When we saw a video on YouTube of someone using a robotic arm to achieve object tracking, it deeply inspired us. We became very interested in this project and decided to independently develop a similar program.

The robotic arm used for the operation is the myCobot280 M5Stack. This is a small 6-axis robotic arm produced by Elephant Robotics, with M5Stack-Basic as the microprocessor, ESP32 as the auxiliary control, and a UR collaborative structure. The myCobot280 M5Stack-Basic has a body weight of 800g, a payload of 250g, a working radius of 280mm, and a compact and portable design. Despite its small size, it is powerful and easy to operate, capable of collaborating with humans and working safely.

The following image is a flowchart of the project development process.

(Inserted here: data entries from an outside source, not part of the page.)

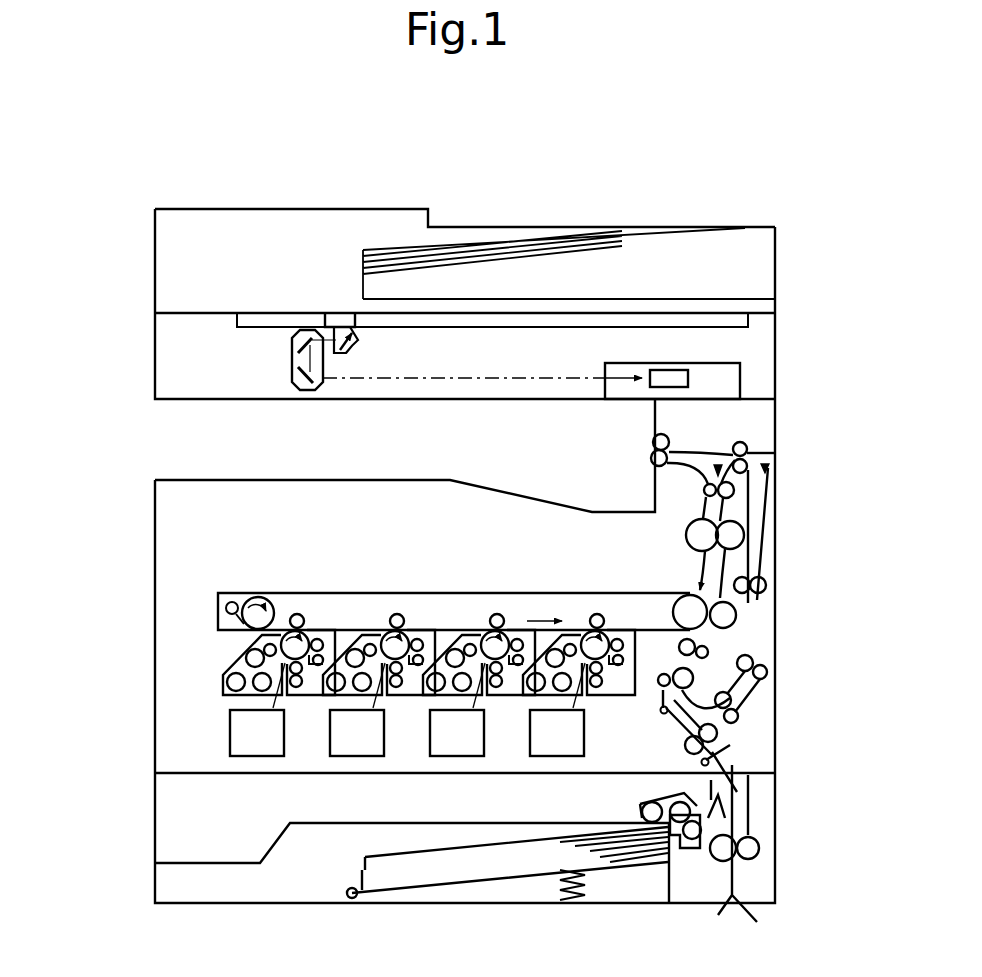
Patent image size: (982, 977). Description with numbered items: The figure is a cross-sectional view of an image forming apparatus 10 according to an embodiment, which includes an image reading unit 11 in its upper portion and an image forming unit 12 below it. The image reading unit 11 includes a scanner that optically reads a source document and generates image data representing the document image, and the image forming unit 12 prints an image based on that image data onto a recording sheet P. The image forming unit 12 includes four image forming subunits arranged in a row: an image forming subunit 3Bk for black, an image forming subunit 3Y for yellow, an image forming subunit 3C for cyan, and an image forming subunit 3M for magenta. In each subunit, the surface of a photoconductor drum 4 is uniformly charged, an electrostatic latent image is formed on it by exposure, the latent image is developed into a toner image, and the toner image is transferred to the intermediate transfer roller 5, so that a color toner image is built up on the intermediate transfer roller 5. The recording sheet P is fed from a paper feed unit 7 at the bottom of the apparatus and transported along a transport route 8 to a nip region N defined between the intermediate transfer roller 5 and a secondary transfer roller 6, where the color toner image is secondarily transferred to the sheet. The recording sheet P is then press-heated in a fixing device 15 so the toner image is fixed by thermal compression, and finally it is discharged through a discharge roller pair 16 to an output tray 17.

The image forming apparatus 10 is at (497, 143).
The image reading unit 11 is at (777, 333).
The image forming unit 12 is at (186, 570).
The output tray 17 is at (182, 480).
The intermediate transfer roller 5 is at (380, 592).
The photoconductor drum 4 is at (289, 632).
The image forming subunit for black 3Bk is at (324, 608).
The image forming subunit for yellow 3Y is at (422, 608).
The image forming subunit for cyan 3C is at (507, 608).
The image forming subunit for magenta 3M is at (617, 608).
The discharge roller pair 16 is at (668, 440).
The fixing device 15 is at (742, 520).
The nip region N is at (718, 590).
The secondary transfer roller 6 is at (737, 613).
The transport route 8 is at (728, 760).
The paper feed unit 7 is at (172, 886).
The recording sheet P is at (376, 843).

Before beginning development, we conducted some research and experiments. We used a camera to capture images of objects and utilized the OpenCV library for recognition. We attempted various methods, but object recognition required machine learning for the target we wanted to identify, which would increase the project development time. Ultimately, we decided to use aruco codes for identification, which allowed us to quickly capture the aruco codes and proceed to the next stage of development.

Code：

```
def show_video_v2(self):
# self.robot.init_robot()
xyz = np.array([0,0,0])
LIST = []
num_count = 0
list_len = 5
# cmax = [180, 80, 240]
# cmin = [130, -80, 200]
cmax = [150, -150, 300]
cmin = [-150, -250, 200]
while cv2.waitKey(1) < 0:
success, img = self.cap.read()
if not success:
print("It seems that the image cannot be acquired correctly.")
break
# transfrom the img to model of gray
gray = cv2.cvtColor(img, cv2.COLOR_BGR2GRAY)
# Detect ArUco marker.
corners, ids, rejectImaPoint = cv2.aruco.detectMarkers(
gray, self.aruco_dict, parameters=self.aruco_params
)
if len(corners) > 0:
if ids is not None:
# get informations of aruco
ret = cv2.aruco.estimatePoseSingleMarkers(
# '''https://stackoverflow.com/questions/53303730/what-is-the-value-for-markerlength-in-aruco-estimateposesinglemarkers'''
corners, 0.025, self.camera_matrix, self.dist_coeffs
)
# rvec:rotation offset,tvec:translation deviator
(rvec, tvec) = (ret[0], ret[1])
(rvec - tvec).any()
xyz = tvec[0, 0, :] * 1000
rpy = rvec[0,0,:]
camera = np.array([xyz[0], xyz[1], xyz[2]])
if num_count > list_len:
target = model_track(camera)
print("target", target)
for i in range(3):
if target[i] > cmax[i]:
target[i] = cmax[i]
if target[i] < cmin[i]:
target[i] = cmin[i]
pose = np.array([-103, 8.9, -164])
coord = np.concatenate((target.copy(), pose), axis=0)
# q1 = math.atan(xyz[0] / xyz[2])*180/np.pi
mc.send_coords(coord,50,0)
# print('target', coord)
num_count = 1
else:
num_count = num_count + 1
for i in range(rvec.shape[0]):
# draw the aruco on img
cv2.aruco.drawDetectedMarkers(img, corners)
cv2.imshow("show_video", img)
```

Hand-eye calibration refers to the process of determining the position and orientation of the robot end effector (such as a mechanical arm) relative to the robot base coordinate system in the field of robotics. This process involves pairing the robot end effector with a camera and then determining its position and orientation in the robot base coordinate system by capturing its position and orientation in the camera's field of view.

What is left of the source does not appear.